Le Tour de France ne fait plus rêver, comme jadis. Tout y est écrit à l’avance, comme un scénario quotidien immuable : échappée de quelques mal classés afin de montrer le maillot, puis retour du peloton dans les derniers kilomètres pour un final endiablé avec souvent des chutes en pagaille du fait de la prolifération des ronds-points et autres obstacles artificiels. Du fait aussi que ceux qui ont longtemps roulé à l’arrière veulent repasser devant !
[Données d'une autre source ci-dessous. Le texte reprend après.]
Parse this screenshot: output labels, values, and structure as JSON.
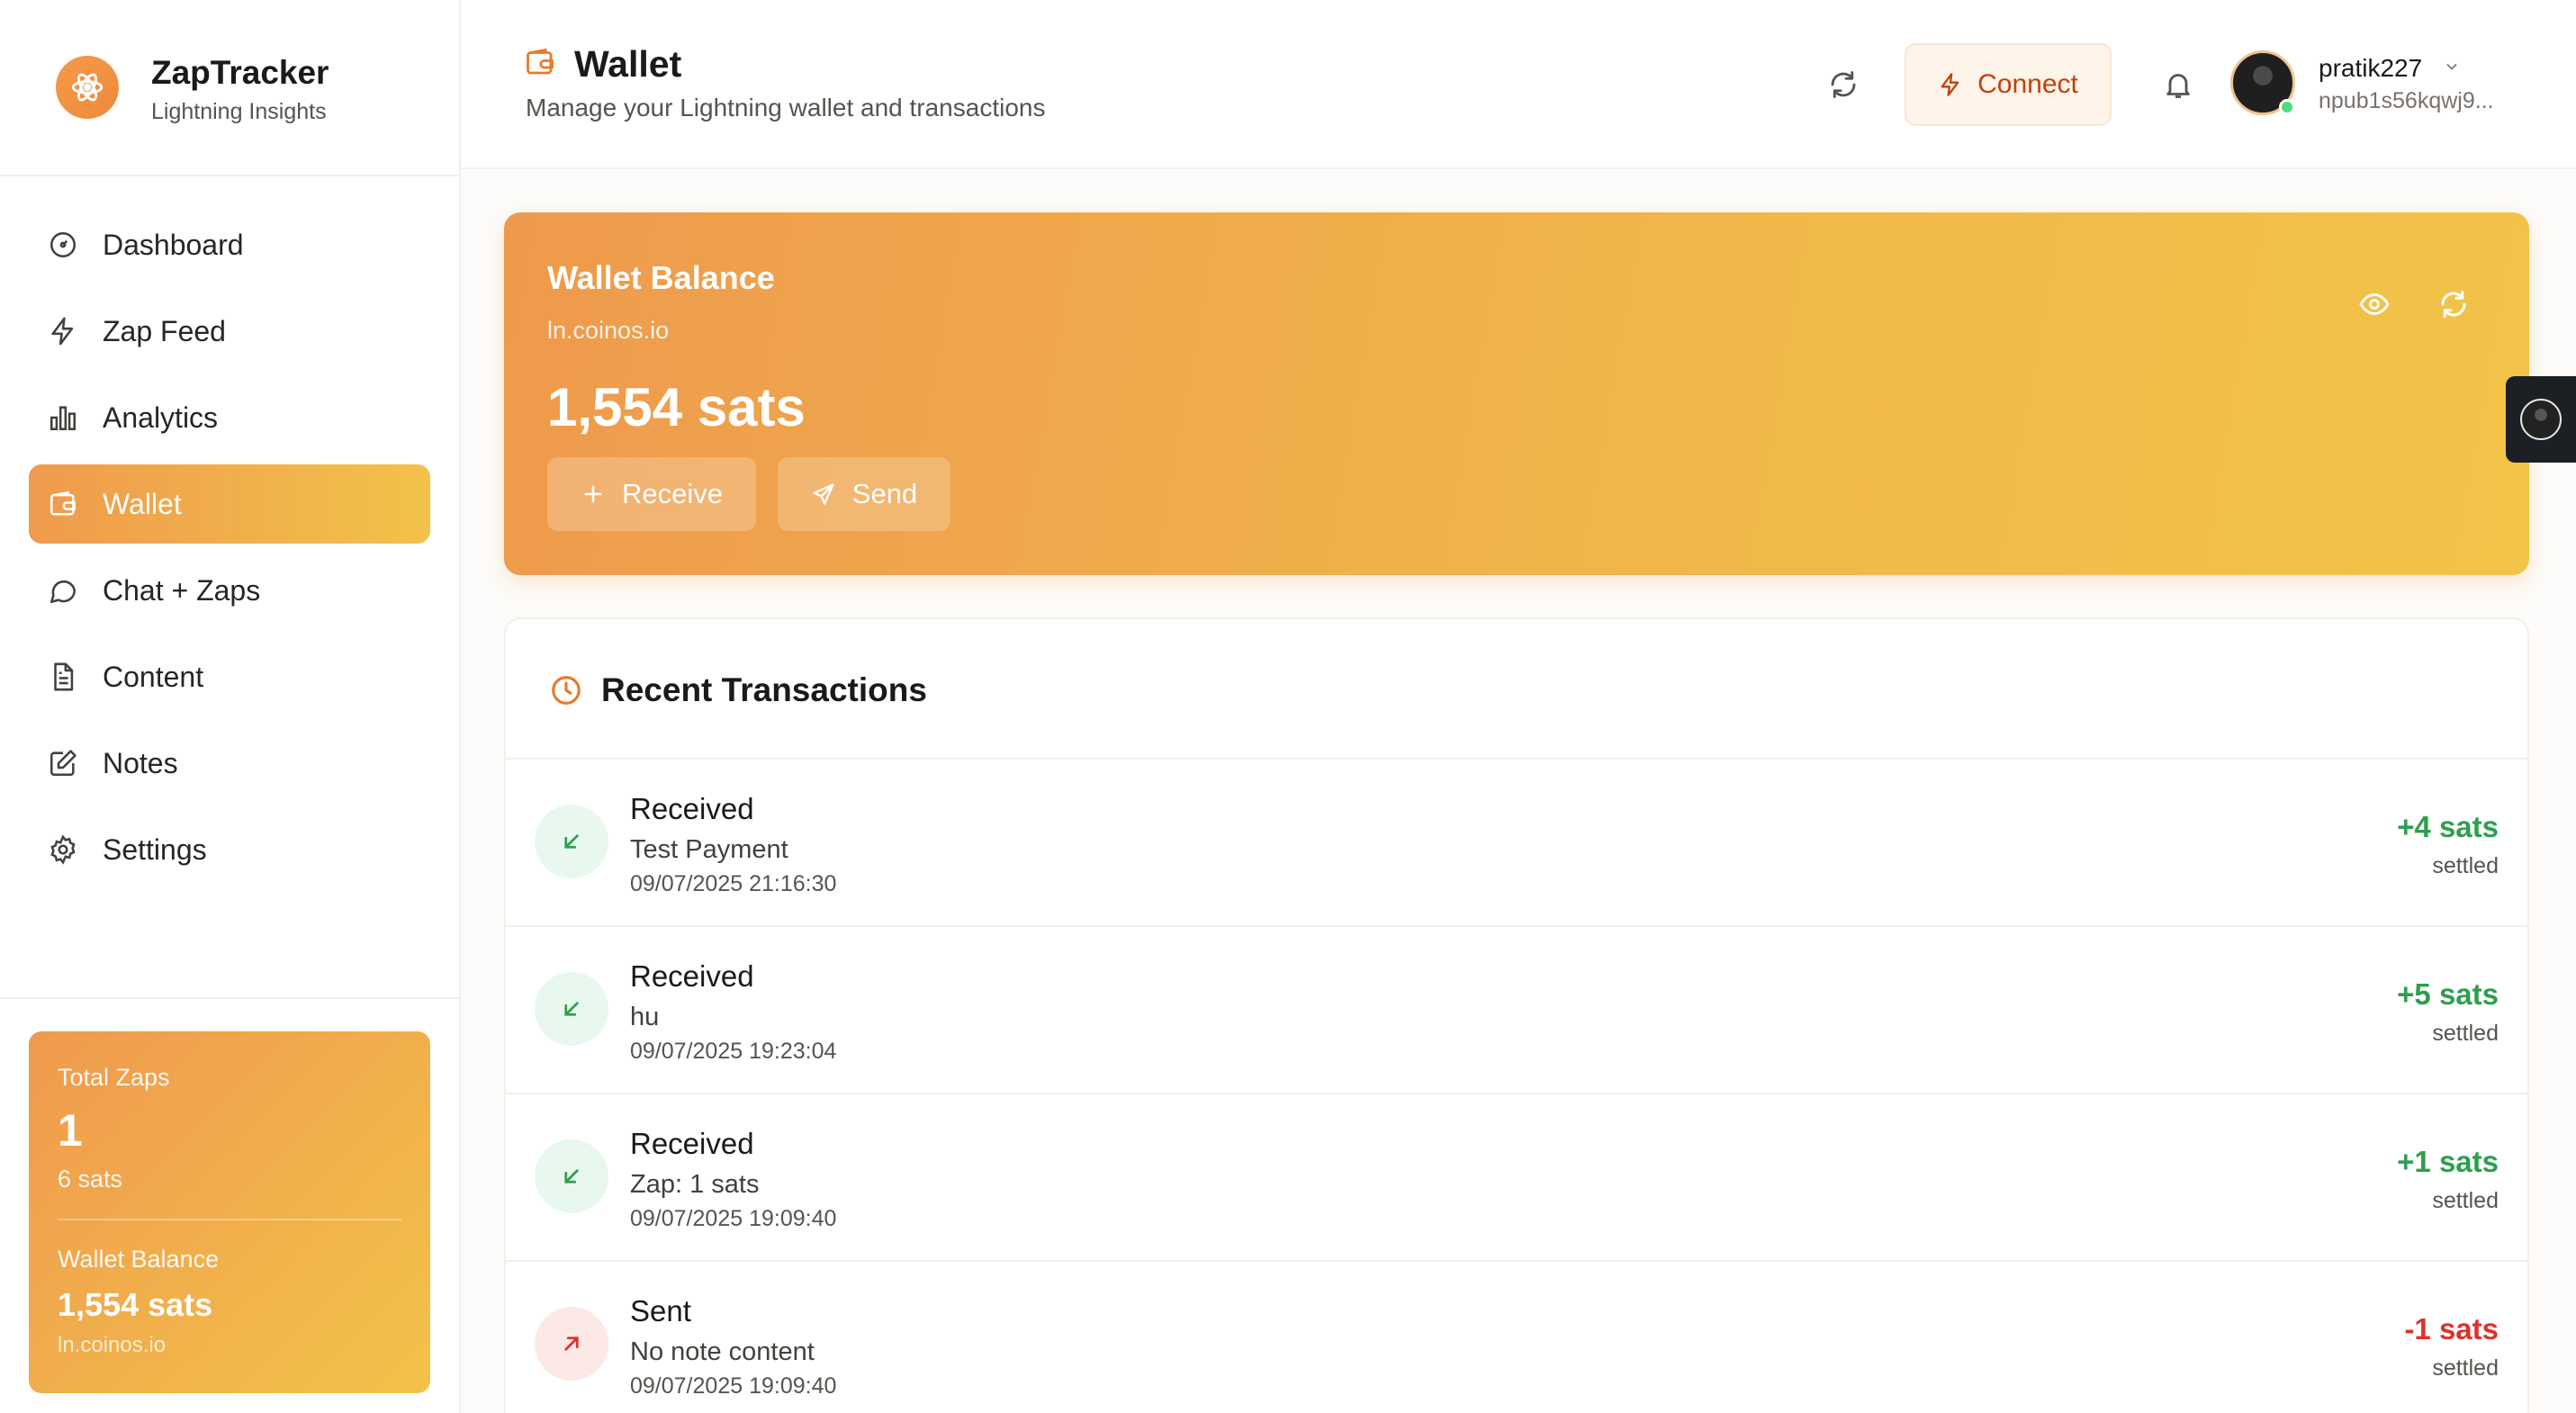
{
  "brand": {
    "title": "ZapTracker",
    "subtitle": "Lightning Insights"
  },
  "nav": [
    {
      "label": "Dashboard",
      "icon": "dashboard-icon"
    },
    {
      "label": "Zap Feed",
      "icon": "bolt-icon"
    },
    {
      "label": "Analytics",
      "icon": "bar-chart-icon"
    },
    {
      "label": "Wallet",
      "icon": "wallet-icon",
      "active": true
    },
    {
      "label": "Chat + Zaps",
      "icon": "chat-icon"
    },
    {
      "label": "Content",
      "icon": "document-icon"
    },
    {
      "label": "Notes",
      "icon": "edit-icon"
    },
    {
      "label": "Settings",
      "icon": "gear-icon"
    }
  ],
  "stats": {
    "total_zaps_label": "Total Zaps",
    "total_zaps_value": "1",
    "total_zaps_sats": "6 sats",
    "wallet_balance_label": "Wallet Balance",
    "wallet_balance_value": "1,554 sats",
    "wallet_host": "ln.coinos.io"
  },
  "header": {
    "title": "Wallet",
    "subtitle": "Manage your Lightning wallet and transactions",
    "connect_label": "Connect",
    "user_name": "pratik227",
    "user_npub": "npub1s56kqwj9..."
  },
  "balance": {
    "title": "Wallet Balance",
    "host": "ln.coinos.io",
    "amount": "1,554 sats",
    "receive_label": "Receive",
    "send_label": "Send"
  },
  "transactions": {
    "title": "Recent Transactions",
    "items": [
      {
        "type": "Received",
        "direction": "in",
        "description": "Test Payment",
        "time": "09/07/2025 21:16:30",
        "amount": "+4 sats",
        "status": "settled"
      },
      {
        "type": "Received",
        "direction": "in",
        "description": "hu",
        "time": "09/07/2025 19:23:04",
        "amount": "+5 sats",
        "status": "settled"
      },
      {
        "type": "Received",
        "direction": "in",
        "description": "Zap: 1 sats",
        "time": "09/07/2025 19:09:40",
        "amount": "+1 sats",
        "status": "settled"
      },
      {
        "type": "Sent",
        "direction": "out",
        "description": "No note content",
        "time": "09/07/2025 19:09:40",
        "amount": "-1 sats",
        "status": "settled"
      }
    ]
  },
  "colors": {
    "accent": "#ee9a4c",
    "accent_end": "#f2c448",
    "positive": "#2f9e4f",
    "negative": "#d9342b"
  }
}
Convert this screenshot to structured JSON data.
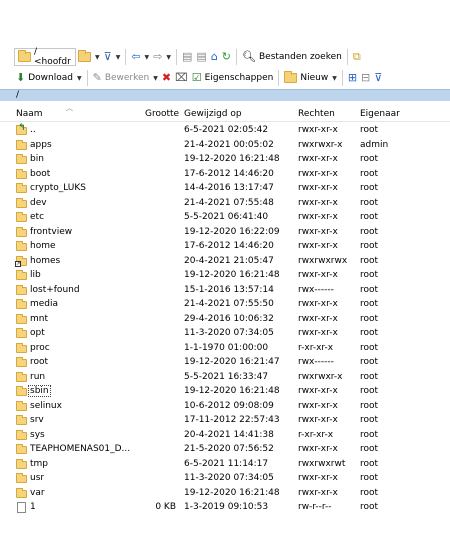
{
  "toolbar1": {
    "path_label": "/ <hoofdr",
    "find_files_label": "Bestanden zoeken"
  },
  "toolbar2": {
    "download_label": "Download",
    "edit_label": "Bewerken",
    "properties_label": "Eigenschappen",
    "new_label": "Nieuw"
  },
  "address": {
    "path": "/"
  },
  "columns": {
    "name": "Naam",
    "size": "Grootte",
    "modified": "Gewijzigd op",
    "rights": "Rechten",
    "owner": "Eigenaar"
  },
  "files": [
    {
      "name": "..",
      "size": "",
      "modified": "6-5-2021 02:05:42",
      "rights": "rwxr-xr-x",
      "owner": "root",
      "kind": "parent"
    },
    {
      "name": "apps",
      "size": "",
      "modified": "21-4-2021 00:05:02",
      "rights": "rwxrwxr-x",
      "owner": "admin",
      "kind": "folder"
    },
    {
      "name": "bin",
      "size": "",
      "modified": "19-12-2020 16:21:48",
      "rights": "rwxr-xr-x",
      "owner": "root",
      "kind": "folder"
    },
    {
      "name": "boot",
      "size": "",
      "modified": "17-6-2012 14:46:20",
      "rights": "rwxr-xr-x",
      "owner": "root",
      "kind": "folder"
    },
    {
      "name": "crypto_LUKS",
      "size": "",
      "modified": "14-4-2016 13:17:47",
      "rights": "rwxr-xr-x",
      "owner": "root",
      "kind": "folder"
    },
    {
      "name": "dev",
      "size": "",
      "modified": "21-4-2021 07:55:48",
      "rights": "rwxr-xr-x",
      "owner": "root",
      "kind": "folder"
    },
    {
      "name": "etc",
      "size": "",
      "modified": "5-5-2021 06:41:40",
      "rights": "rwxr-xr-x",
      "owner": "root",
      "kind": "folder"
    },
    {
      "name": "frontview",
      "size": "",
      "modified": "19-12-2020 16:22:09",
      "rights": "rwxr-xr-x",
      "owner": "root",
      "kind": "folder"
    },
    {
      "name": "home",
      "size": "",
      "modified": "17-6-2012 14:46:20",
      "rights": "rwxr-xr-x",
      "owner": "root",
      "kind": "folder"
    },
    {
      "name": "homes",
      "size": "",
      "modified": "20-4-2021 21:05:47",
      "rights": "rwxrwxrwx",
      "owner": "root",
      "kind": "link"
    },
    {
      "name": "lib",
      "size": "",
      "modified": "19-12-2020 16:21:48",
      "rights": "rwxr-xr-x",
      "owner": "root",
      "kind": "folder"
    },
    {
      "name": "lost+found",
      "size": "",
      "modified": "15-1-2016 13:57:14",
      "rights": "rwx------",
      "owner": "root",
      "kind": "folder"
    },
    {
      "name": "media",
      "size": "",
      "modified": "21-4-2021 07:55:50",
      "rights": "rwxr-xr-x",
      "owner": "root",
      "kind": "folder"
    },
    {
      "name": "mnt",
      "size": "",
      "modified": "29-4-2016 10:06:32",
      "rights": "rwxr-xr-x",
      "owner": "root",
      "kind": "folder"
    },
    {
      "name": "opt",
      "size": "",
      "modified": "11-3-2020 07:34:05",
      "rights": "rwxr-xr-x",
      "owner": "root",
      "kind": "folder"
    },
    {
      "name": "proc",
      "size": "",
      "modified": "1-1-1970 01:00:00",
      "rights": "r-xr-xr-x",
      "owner": "root",
      "kind": "folder"
    },
    {
      "name": "root",
      "size": "",
      "modified": "19-12-2020 16:21:47",
      "rights": "rwx------",
      "owner": "root",
      "kind": "folder"
    },
    {
      "name": "run",
      "size": "",
      "modified": "5-5-2021 16:33:47",
      "rights": "rwxrwxr-x",
      "owner": "root",
      "kind": "folder"
    },
    {
      "name": "sbin",
      "size": "",
      "modified": "19-12-2020 16:21:48",
      "rights": "rwxr-xr-x",
      "owner": "root",
      "kind": "folder",
      "focused": true
    },
    {
      "name": "selinux",
      "size": "",
      "modified": "10-6-2012 09:08:09",
      "rights": "rwxr-xr-x",
      "owner": "root",
      "kind": "folder"
    },
    {
      "name": "srv",
      "size": "",
      "modified": "17-11-2012 22:57:43",
      "rights": "rwxr-xr-x",
      "owner": "root",
      "kind": "folder"
    },
    {
      "name": "sys",
      "size": "",
      "modified": "20-4-2021 14:41:38",
      "rights": "r-xr-xr-x",
      "owner": "root",
      "kind": "folder"
    },
    {
      "name": "TEAPHOMENAS01_D...",
      "size": "",
      "modified": "21-5-2020 07:56:52",
      "rights": "rwxr-xr-x",
      "owner": "root",
      "kind": "folder"
    },
    {
      "name": "tmp",
      "size": "",
      "modified": "6-5-2021 11:14:17",
      "rights": "rwxrwxrwt",
      "owner": "root",
      "kind": "folder"
    },
    {
      "name": "usr",
      "size": "",
      "modified": "11-3-2020 07:34:05",
      "rights": "rwxr-xr-x",
      "owner": "root",
      "kind": "folder"
    },
    {
      "name": "var",
      "size": "",
      "modified": "19-12-2020 16:21:48",
      "rights": "rwxr-xr-x",
      "owner": "root",
      "kind": "folder"
    },
    {
      "name": "1",
      "size": "0 KB",
      "modified": "1-3-2019 09:10:53",
      "rights": "rw-r--r--",
      "owner": "root",
      "kind": "file"
    }
  ],
  "icons": {
    "folder": "folder-icon",
    "parent": "parent-folder-icon",
    "link": "folder-link-icon",
    "file": "file-icon"
  },
  "colors": {
    "address_bar": "#bcd5ec",
    "folder": "#f6d47c"
  }
}
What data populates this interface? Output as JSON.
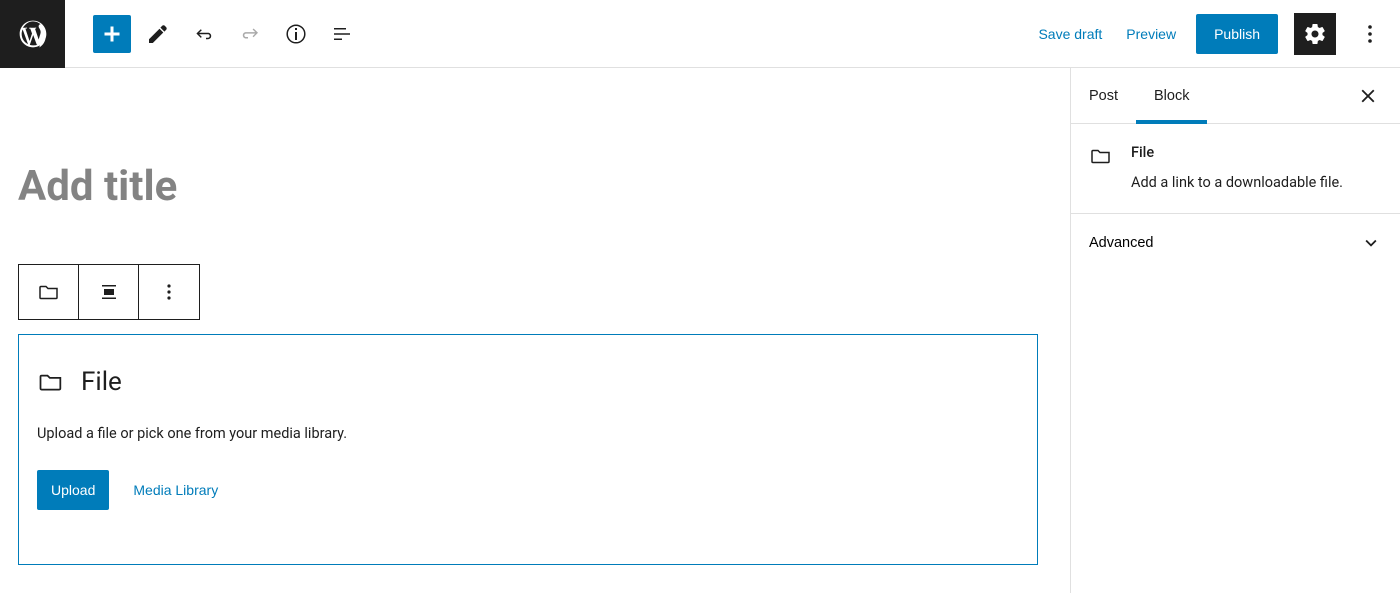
{
  "toolbar": {
    "save_draft": "Save draft",
    "preview": "Preview",
    "publish": "Publish"
  },
  "editor": {
    "title_placeholder": "Add title"
  },
  "file_block": {
    "title": "File",
    "description": "Upload a file or pick one from your media library.",
    "upload_label": "Upload",
    "media_library_label": "Media Library"
  },
  "sidebar": {
    "tabs": {
      "post": "Post",
      "block": "Block"
    },
    "block_info": {
      "name": "File",
      "description": "Add a link to a downloadable file."
    },
    "advanced_label": "Advanced"
  }
}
Parfois, quelques opportunistes ou heureux privilégiés réussissent à passer entre les mailles du filet. Comme Blel Khadri à Gérardmer et Toni Martin à Mulhouse. Mais cette année encore ce sont surtout les incidents de course qui sont au premier plan, avec de la grosse casse et l’abandon forcé de quelques unes des vedettes du moment : Cavendish à Harrogate, Andy Schleck à Londres, Froome sur la route d’Arenberg/Porte du Hainaut, Mathias Frank vers Nancy et maintenant Contador dans les Vosges.
Le Tour décapité ! La course privée de ses deux principales têtes d’affiche. Un coup dur, certes, mais un Tour peut-être relancé et plus ouvert que jamais. A moins qu’il ne soit déjà fini tant l’ascendant de Nibali sur l’opposition paraît évidente après son nouveau coup de force sur les pentes de La Planche des Belles Filles. Plus que jamais le poids de la course est sur les épaules des coureurs d’Astana, déjà bien sollicités depuis que le Sicilien a pris le pouvoir du côté de Sheffield et l’a ensuite consolidé sur les pavés du Nord.
Avec cette situation inattendue, c’est un nouveau Tour qui commence. Nibali résistera-t-il à Porte, Valverde, Van Garderen et compagnie ? Rien n’est fait, rien n’est joué car la chute guette n’importe qui et à tout moment ! Aux Français d’en profiter. Cette édition 2014 est la grande chance de Thibaut Pinot et Romain Bardet, moins celle de Rolland qui a montré ses limites actuelles après s’être dépouillé sur le Tour d’Italie (4ème). Mais c’est aussi la grande chance de tous ceux qui n’en auraient pas eu si les deux grands favoris étaient toujours là !
Il reste onze étapes dont cinq de montagne (quatre arrivées en altitude) avant le long chrono final (Bergerac-Périgueux, 54 km). De quoi nourrir de nouvelles ambitions chez ceux qui les avaient perdues. Il n’est pas impossible que Valverde et ses Movistar lancent une offensive un jour ou l’autre ; que les Sky s’y mettent aussi pour replacer Porte et Gerrain Thomas ; que Pinot et Bardet comptent sur leurs potes pour déstabiliser Nibali. Avec Froome et Contador, tout eût été différent. Sans eux, Nibali et les Astana vont devoir assumer une lourde charge de travail, d’autant plus que le champion d’Italie sait qu’il doit se donner deux bonnes minutes d’avance supplémentaires sur Porte pour espérer inscrire son nom au palmarès de cette 101ème édition. Pour lui aussi, c’est la grande chance de sa carrière mais il faudra y mettre le prix.